Fiat currency is money that a government declares to be legal tender. Not backed by gold, silver, or any other commodity. "Fiat" comes from Latin, meaning "let it be done." The money has value because the government says it does, and because people collectively agree to use it. US dollars. Euros. British pounds. Japanese yen. All fiat.
Why It Matters
Understanding fiat is understanding why Bitcoin exists. Before 1971, the US dollar was backed by gold. You could exchange dollars for a fixed amount of gold at the Federal Reserve. President Nixon ended that convertibility. The dollar became purely fiat. Since then, the US money supply has expanded dramatically and the dollar has lost more than 87% of its 1971 purchasing power. See Bitcoin vs Gold for the full comparison.

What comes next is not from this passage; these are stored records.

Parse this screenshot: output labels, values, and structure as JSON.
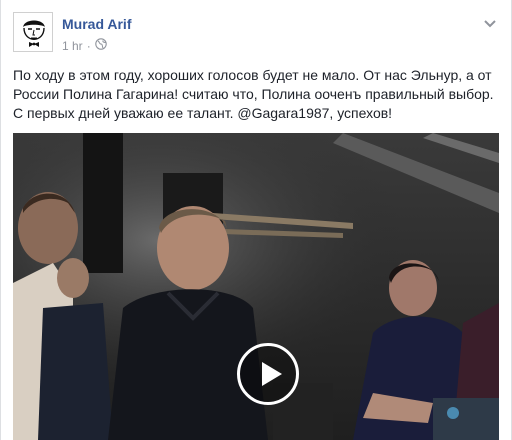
{
  "post": {
    "author": "Murad Arif",
    "time": "1 hr",
    "text": "По ходу в этом году, хороших голосов будет не мало. От нас Эльнур, а от России Полина Гагарина! считаю что, Полина ооченъ правильный выбор. С первых дней уважаю ее талант. @Gagara1987, успехов!"
  },
  "icons": {
    "privacy": "globe-icon",
    "options": "chevron-down-icon",
    "play": "play-icon"
  },
  "colors": {
    "author_link": "#365899",
    "meta_text": "#90949c",
    "body_text": "#1d2129"
  }
}
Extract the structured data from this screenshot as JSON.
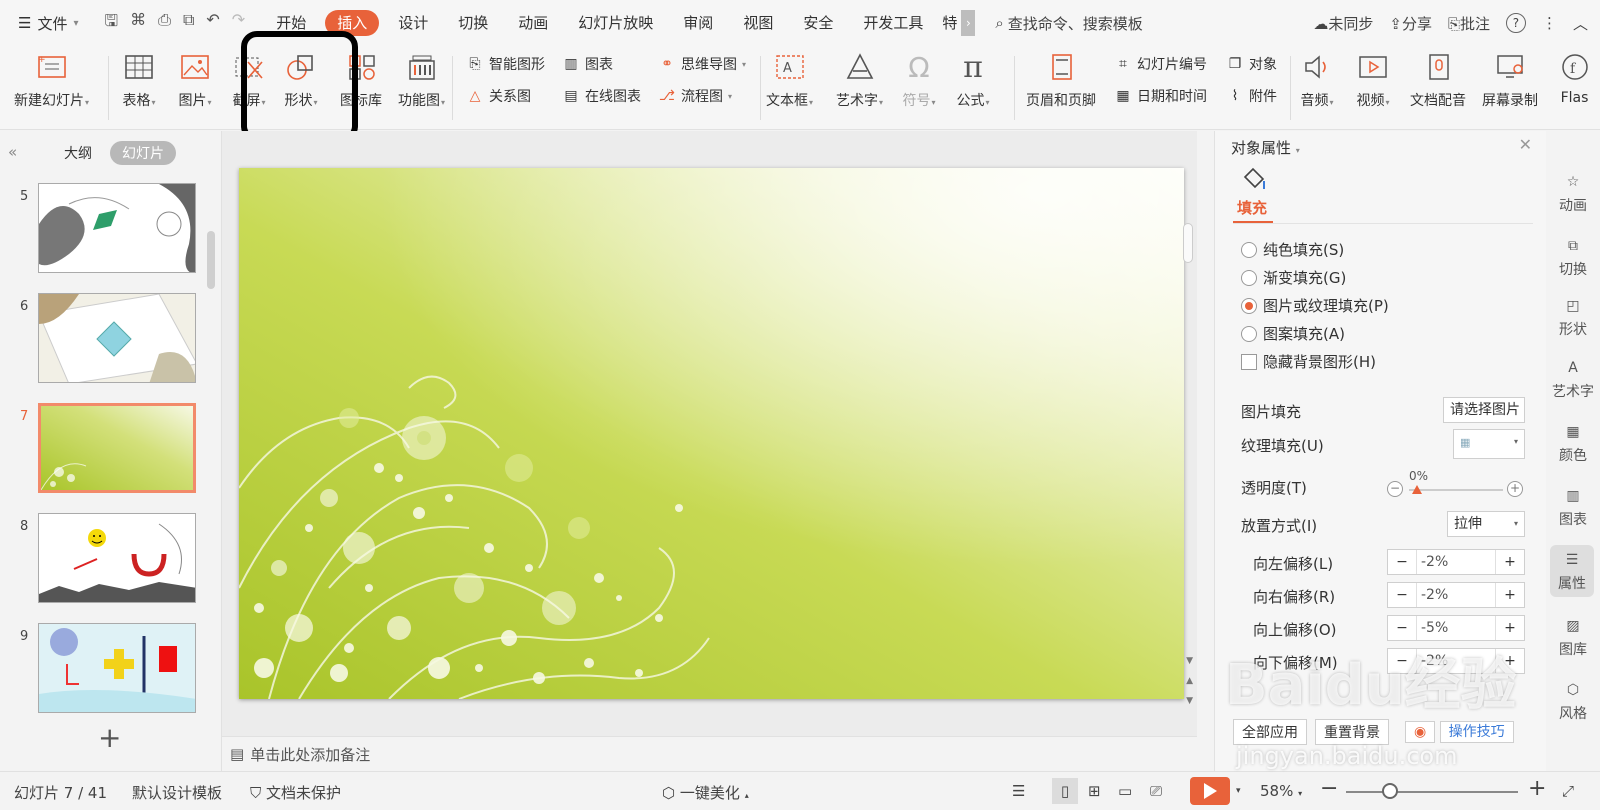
{
  "menubar": {
    "file_label": "文件",
    "tabs": [
      "开始",
      "插入",
      "设计",
      "切换",
      "动画",
      "幻灯片放映",
      "审阅",
      "视图",
      "安全",
      "开发工具",
      "特"
    ],
    "active_tab": "插入",
    "search_label": "查找命令、搜索模板",
    "sync_label": "未同步",
    "share_label": "分享",
    "annotate_label": "批注"
  },
  "ribbon": {
    "new_slide": "新建幻灯片",
    "table": "表格",
    "picture": "图片",
    "screenshot": "截屏",
    "shape": "形状",
    "icon_library": "图标库",
    "function_chart": "功能图",
    "smartart": "智能图形",
    "chart": "图表",
    "mindmap": "思维导图",
    "relation": "关系图",
    "online_chart": "在线图表",
    "flowchart": "流程图",
    "textbox": "文本框",
    "wordart": "艺术字",
    "symbol": "符号",
    "formula": "公式",
    "header_footer": "页眉和页脚",
    "slide_number": "幻灯片编号",
    "object": "对象",
    "datetime": "日期和时间",
    "attachment": "附件",
    "audio": "音频",
    "video": "视频",
    "doc_voice": "文档配音",
    "screen_record": "屏幕录制",
    "flash": "Flas"
  },
  "leftpanel": {
    "tab_outline": "大纲",
    "tab_slides": "幻灯片",
    "slides": [
      {
        "num": "5",
        "current": false
      },
      {
        "num": "6",
        "current": false
      },
      {
        "num": "7",
        "current": true
      },
      {
        "num": "8",
        "current": false
      },
      {
        "num": "9",
        "current": false
      }
    ],
    "add_slide": "+"
  },
  "notes_placeholder": "单击此处添加备注",
  "props": {
    "title": "对象属性",
    "fill_tab": "填充",
    "options": [
      {
        "label": "纯色填充(S)",
        "selected": false
      },
      {
        "label": "渐变填充(G)",
        "selected": false
      },
      {
        "label": "图片或纹理填充(P)",
        "selected": true
      },
      {
        "label": "图案填充(A)",
        "selected": false
      }
    ],
    "hide_bg": "隐藏背景图形(H)",
    "picture_fill_label": "图片填充",
    "picture_fill_value": "请选择图片",
    "texture_fill_label": "纹理填充(U)",
    "transparency_label": "透明度(T)",
    "transparency_value": "0%",
    "placement_label": "放置方式(I)",
    "placement_value": "拉伸",
    "offsets": [
      {
        "label": "向左偏移(L)",
        "value": "-2%"
      },
      {
        "label": "向右偏移(R)",
        "value": "-2%"
      },
      {
        "label": "向上偏移(O)",
        "value": "-5%"
      },
      {
        "label": "向下偏移(M)",
        "value": "-2%"
      }
    ],
    "apply_all": "全部应用",
    "reset_bg": "重置背景",
    "tips": "操作技巧"
  },
  "sidestrip": [
    "动画",
    "切换",
    "形状",
    "艺术字",
    "颜色",
    "图表",
    "属性",
    "图库",
    "风格"
  ],
  "statusbar": {
    "slide_info": "幻灯片 7 / 41",
    "template": "默认设计模板",
    "protect": "文档未保护",
    "beautify": "一键美化",
    "zoom": "58%"
  },
  "watermark": {
    "brand": "Baidu经验",
    "url": "jingyan.baidu.com"
  },
  "colors": {
    "accent": "#e8623a",
    "slide_bg_dark": "#b5cf3a",
    "slide_bg_light": "#f4f7dc"
  }
}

This is the core problem Bitcoin was designed to solve. Central banks can print fiat currency without limit. They regularly do. Quantitative easing. Stimulus programs. Deficit spending. Bitcoin's supply is mathematically capped at 21 million. You'll hear Bitcoiners call traditional money "fiat." Not a slur exactly, but not a compliment either. It highlights the core difference: fiat money is backed by trust in institutions, Bitcoin is backed by math.
How It Works
Central banks control fiat money supply through monetary policy. They lower interest rates. They buy government bonds (quantitative easing). They fund government spending directly. The flexibility is considered a feature by mainstream economists because it lets governments respond to recessions and manage economic cycles. The flip side, as sound money advocates point out, is that the same flexibility leaves savers exposed.
The cost is inflation. When the money supply grows faster than the economy, each existing unit buys less. The US Federal Reserve explicitly targets 2% annual inflation, which means they are intentionally devaluing the dollar by design. Over a lifetime, that compounds: $100 in 1990 buys roughly $42 worth of goods today. Bitcoin offers an alternative: a monetary system where no one can change the rules, expand the supply, or print fresh units to fund deficits, because the supply schedule and the 21 million cap are enforced by the same code that every node on the network runs.